The 36-hour event still split participants into groups to develop novel software ideas over the course of a weekend, but this year’s event brought a new partnership with the Reynolds Journalism Institute Student Competition, which meant the projects were created with a journalistic bent in mind.
Participants in TigerHacks — which included students from Mizzou and various institutions from across the Midwest — were automatically eligible to submit their projects for the RJI Student Competition, which annually pairs journalism students and computer science students on projects that help solve a critical need in journalism. Winners of the RJI event secure technology-based prizes and the chance to pitch their ideas to executives in Silicon Valley.
“The Reynolds Journalism Institute was super excited about this,” Mizzou Engineering student and TigerHacks Director Holt Skinner said. “The issue they have is they usually have too many journalism students and not enough computer science students. … They said it was a really neat idea to get more students involved in this competition.”
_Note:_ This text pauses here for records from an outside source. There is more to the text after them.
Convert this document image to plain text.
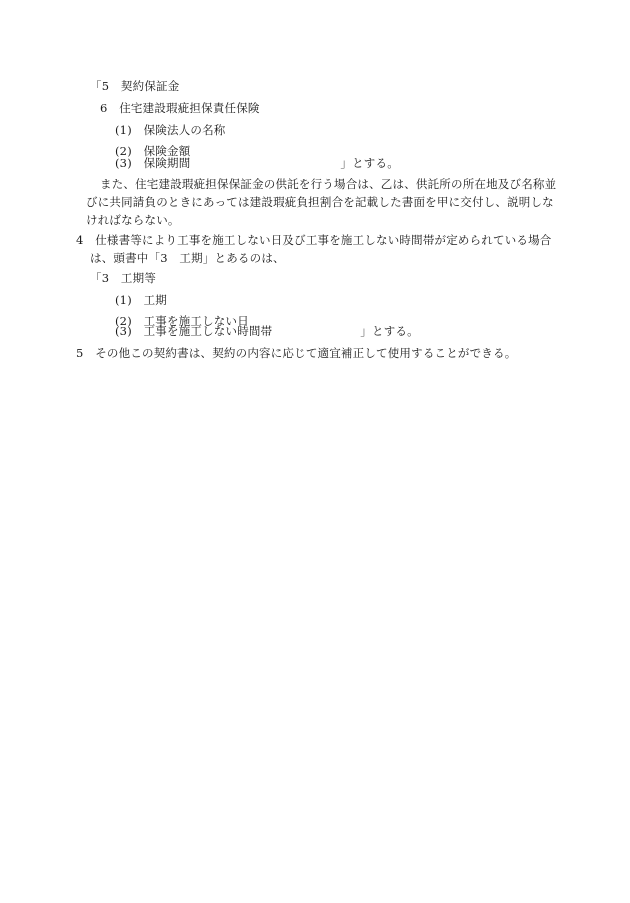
「5　契約保証金
6　住宅建設瑕疵担保責任保険
(1)　保険法人の名称
(2)　保険金額
(3)　保険期間	」とする。
また、住宅建設瑕疵担保保証金の供託を行う場合は、乙は、供託所の所在地及び名称並
びに共同請負のときにあっては建設瑕疵負担割合を記載した書面を甲に交付し、説明しな
ければならない。
4　仕様書等により工事を施工しない日及び工事を施工しない時間帯が定められている場合
は、頭書中「3　工期」とあるのは、
「3　工期等
(1)　工期
(2)　工事を施工しない日
(3)　工事を施工しない時間帯	」とする。
5　その他この契約書は、契約の内容に応じて適宜補正して使用することができる。
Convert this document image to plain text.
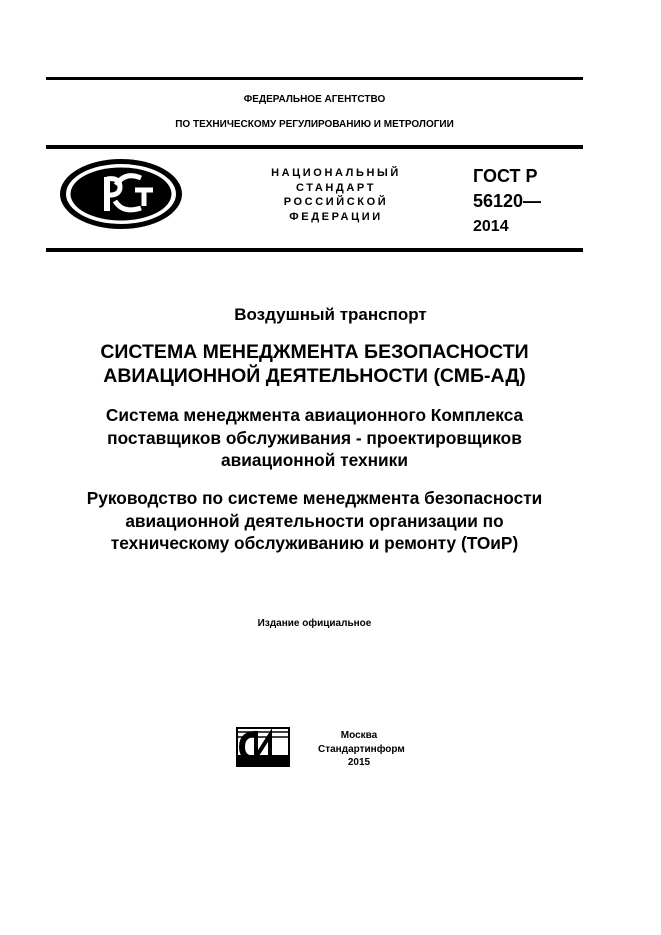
ФЕДЕРАЛЬНОЕ АГЕНТСТВО
ПО ТЕХНИЧЕСКОМУ РЕГУЛИРОВАНИЮ И МЕТРОЛОГИИ
НАЦИОНАЛЬНЫЙ
СТАНДАРТ
РОССИЙСКОЙ
ФЕДЕРАЦИИ
ГОСТ Р
56120—
2014
Воздушный транспорт
СИСТЕМА МЕНЕДЖМЕНТА БЕЗОПАСНОСТИ
АВИАЦИОННОЙ ДЕЯТЕЛЬНОСТИ (СМБ-АД)
Система менеджмента авиационного Комплекса
поставщиков обслуживания - проектировщиков
авиационной техники
Руководство по системе менеджмента безопасности
авиационной деятельности организации по
техническому обслуживанию и ремонту (ТОиР)
Издание официальное
Москва
Стандартинформ
2015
The nearly 300 students who participated now have the chance to grow what’s usually a one-off weekend idea into something more sustainable. And they created a bevy of strong ideas, with winners including projects such as:
- PhotoProof (William Fries — Truman State University), which utilizes notable online currency bitcoin to serve as a digital notary for photographs and other online data, allowing for photo accuracy and verification online
- CheckURself (Sarah Hayden, Caleb Goze — College of the Ozarks), which allows users to easily scrub their social media of questionable language and photos prior to job interviews
- Nüz (Jeff Ruffolo, John Carmichael, Jeremy Gonzalez, Luke Darrough — Mizzou), which utilizes IBM Watson Discovery to analyze public sentiment toward various news topics
- Fake News Detector (Justin Hofer, Qiwen Guo — Mizzou), which does exactly what it purports to — help users identify misleading or outright fabricated articles
“They can actually create something sustainable, throw it into the competition, work on it for a whole year, get funding for it and go on to even bigger prizes,” Skinner said.
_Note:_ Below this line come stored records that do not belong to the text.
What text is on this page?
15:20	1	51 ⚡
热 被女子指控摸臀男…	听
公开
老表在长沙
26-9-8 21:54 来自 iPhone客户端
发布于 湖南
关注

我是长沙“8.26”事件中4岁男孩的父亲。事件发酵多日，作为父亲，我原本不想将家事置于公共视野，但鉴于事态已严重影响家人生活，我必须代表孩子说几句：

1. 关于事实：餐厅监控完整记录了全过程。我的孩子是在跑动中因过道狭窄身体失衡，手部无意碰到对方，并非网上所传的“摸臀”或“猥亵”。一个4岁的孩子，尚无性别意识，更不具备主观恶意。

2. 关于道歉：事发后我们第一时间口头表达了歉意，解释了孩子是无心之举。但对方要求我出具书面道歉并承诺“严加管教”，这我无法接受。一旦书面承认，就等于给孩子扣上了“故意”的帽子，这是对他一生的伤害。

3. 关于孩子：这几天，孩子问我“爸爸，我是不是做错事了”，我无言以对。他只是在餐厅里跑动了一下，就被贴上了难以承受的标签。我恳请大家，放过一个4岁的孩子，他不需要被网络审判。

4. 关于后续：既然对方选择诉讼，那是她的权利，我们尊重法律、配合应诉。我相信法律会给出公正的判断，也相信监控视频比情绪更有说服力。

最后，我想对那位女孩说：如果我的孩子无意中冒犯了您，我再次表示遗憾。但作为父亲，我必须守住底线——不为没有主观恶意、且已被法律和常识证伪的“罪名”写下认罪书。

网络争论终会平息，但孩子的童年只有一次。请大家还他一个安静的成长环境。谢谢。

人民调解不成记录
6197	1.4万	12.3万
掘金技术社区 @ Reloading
The attendance at this year’s TigerHacks set a new record, and Skinner is hopeful that the partnership with RJI will continue into the future. Should it continue, it would be another stellar example of the experiential learning opportunities and collaborative work that few places other than Mizzou can offer.
“To our knowledge, there’s never been a hackathon themed around journalism,” he explained. “We’re thinking about keeping that theme permanently. It’s just something different.”